The Economist’in Cam Tavan Endeksi, OECD ülkeleri grubundaki genellikle zengin ülkelerde kadınların iş gücündeki rolünü ve etkisini ölçüyor. Dört Kuzey Avrupa ülkesi—İsveç, İzlanda, Finlandiya ve Norveç—endekste çalışan kadınlar için en iyi yerler olarak başı çeker. Kadınların hâlâ aile ile kariyer arasında bir seçim yapmak zorunda kaldığı Japonya ve Güney Kore gibi ülkeler, listenin en altında yer alıyor. Bir ülkenin endeksteki başarısı, cinsiyetler arasındaki ücret farkı, ebeveyn izni, çocuk bakım maliyeti, eğitim düzeyi ve kadınların üst düzey yönetimlerde ve siyasi pozisyonlarda yer alabilmeleri gibi 10 farklı metrik üzerinden değerlendiriliyor. Tüm kadınları (örneğin iş gücüne katılım gibi) etkileyen göstergelere daha fazla önem verirken, sadece bazı kadınları etkileyenlere (örneğin doğum izni ödemesi gibi) daha az önem veriliyor. Babalık izni de endeks hesaplamalarına dahil edilmiş durumda. Araştırmalar gösteriyor ki, babaların ebeveyn iznini kullanmaları durumunda, annelerin iş gücüne geri dönme olasılığı artıyor, kadın istihdamı yükseliyor ve erkeklerle kadınlar arasındaki ücret farkı azalıyor.
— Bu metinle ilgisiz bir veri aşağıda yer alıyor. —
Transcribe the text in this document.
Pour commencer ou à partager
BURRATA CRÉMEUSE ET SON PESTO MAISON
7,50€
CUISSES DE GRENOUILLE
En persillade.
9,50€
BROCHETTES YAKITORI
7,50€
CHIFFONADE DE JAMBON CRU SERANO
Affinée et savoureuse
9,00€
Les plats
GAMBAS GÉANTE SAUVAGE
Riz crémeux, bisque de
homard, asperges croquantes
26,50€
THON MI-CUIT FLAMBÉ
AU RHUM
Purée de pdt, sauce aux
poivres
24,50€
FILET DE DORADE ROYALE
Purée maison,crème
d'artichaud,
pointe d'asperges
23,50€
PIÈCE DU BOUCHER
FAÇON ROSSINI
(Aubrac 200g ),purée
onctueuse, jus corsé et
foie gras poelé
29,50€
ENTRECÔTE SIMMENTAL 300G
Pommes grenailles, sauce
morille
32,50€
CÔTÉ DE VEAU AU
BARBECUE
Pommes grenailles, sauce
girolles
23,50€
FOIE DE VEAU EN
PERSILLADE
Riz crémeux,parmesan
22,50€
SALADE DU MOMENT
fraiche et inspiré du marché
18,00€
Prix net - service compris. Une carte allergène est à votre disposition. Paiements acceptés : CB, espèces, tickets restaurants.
Öte yandan bu endekste Türkiye’nin nerede yer aldığına bakarsak da, en alt sıralarda olduğumuz gözüküyor. Dünya Bankası’nın, 190 ekonomide toplumsal cinsiyet eşitliğinde sağlanan ilerlemenin değerlendirildiği “Kadınlar, İş Dünyası ve Hukuk 2024” raporuna göre dünya genelinde iş dünyasında kadınlara yönelik cinsiyet ayrımcılığı ise düşünülenden çok daha büyük. Özetle hiç bir ülke kadınlara eşit fırsat sunmuyor. Ve bu konu ne kadar gündemde olursa olsun özellikle insan hakları konusunda dünya kayda değer bir ilerleme de sağlayamıyor.